Overall, part of the slowdown in productivity growth appears to have resulted from cyclical factors related to the global financial crisis and its aftermath that saw sharp declines in aggregate demand and capital accumulation. The slowdown in the adoption of new technologies in part reflects an endogenous response by firms to the disruptions caused by the crisis (Anzoategui et al. 2016). However, an important part of the productivity slowdown reflects structural factors that appear to have lowered the underlying rate of productivity growth (IMF 2015, OECD 2015, Blanchard 2016). The review of recent research in this brief points to some structural dimensions of product and factor markets that have slowed technological innovation and diffusion. Productivity growth will recover as economies emerge from the long shadow cast by the financial crisis and the Great Recession, but it will fall short of the pre-crisis levels unless the structural impediments are addressed. Policy needs to aim to both keep the innovation machine humming (to keep pushing the innovation frontier) and to crank up the diffusion machine (to facilitate adoption of new technologies throughout the economy).

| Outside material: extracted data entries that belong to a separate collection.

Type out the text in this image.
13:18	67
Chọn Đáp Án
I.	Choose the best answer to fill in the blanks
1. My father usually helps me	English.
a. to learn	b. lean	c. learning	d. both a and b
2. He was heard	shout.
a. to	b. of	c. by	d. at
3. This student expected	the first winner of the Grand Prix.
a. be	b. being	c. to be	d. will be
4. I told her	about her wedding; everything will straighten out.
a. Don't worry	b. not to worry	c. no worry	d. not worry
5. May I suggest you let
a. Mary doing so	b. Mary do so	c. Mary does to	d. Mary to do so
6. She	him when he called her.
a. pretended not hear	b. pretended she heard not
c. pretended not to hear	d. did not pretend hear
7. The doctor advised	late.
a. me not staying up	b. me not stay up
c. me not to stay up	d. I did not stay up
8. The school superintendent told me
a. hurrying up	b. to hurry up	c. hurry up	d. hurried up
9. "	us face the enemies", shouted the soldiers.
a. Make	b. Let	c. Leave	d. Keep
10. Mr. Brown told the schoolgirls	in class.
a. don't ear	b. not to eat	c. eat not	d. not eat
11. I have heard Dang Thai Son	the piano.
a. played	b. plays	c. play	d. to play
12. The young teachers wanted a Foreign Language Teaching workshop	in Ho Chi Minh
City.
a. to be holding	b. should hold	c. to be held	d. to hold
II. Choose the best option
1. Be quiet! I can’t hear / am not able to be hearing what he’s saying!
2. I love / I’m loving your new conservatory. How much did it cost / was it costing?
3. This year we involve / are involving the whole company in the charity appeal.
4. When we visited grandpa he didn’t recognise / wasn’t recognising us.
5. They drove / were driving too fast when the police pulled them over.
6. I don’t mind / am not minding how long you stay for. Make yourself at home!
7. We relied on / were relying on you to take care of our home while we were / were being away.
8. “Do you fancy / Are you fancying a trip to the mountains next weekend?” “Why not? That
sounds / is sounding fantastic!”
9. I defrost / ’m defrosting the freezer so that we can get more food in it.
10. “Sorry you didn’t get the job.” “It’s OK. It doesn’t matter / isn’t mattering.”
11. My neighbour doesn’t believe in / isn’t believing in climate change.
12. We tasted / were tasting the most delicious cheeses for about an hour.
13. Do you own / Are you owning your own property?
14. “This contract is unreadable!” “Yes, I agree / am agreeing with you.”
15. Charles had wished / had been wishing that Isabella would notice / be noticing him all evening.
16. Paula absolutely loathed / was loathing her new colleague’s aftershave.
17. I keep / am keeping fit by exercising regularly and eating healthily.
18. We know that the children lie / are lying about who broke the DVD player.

In the debate between “pessimists” and “optimists” about the future of productivity, the issue may be less about who is right and more about how the challenges ahead pointed out by the “pessimists” could be addressed to capture the opportunities envisaged by the “optimists.” The future could be one of contingent optimism, if technological possibilities are supported by complementary policy and institutional change. Moreover, while this brief has focused on advanced economies, a cause for relative optimism about the future of productivity is the prospects for emerging market economies, where the potential for gains from technological progress remains large despite some recent slowing of growth.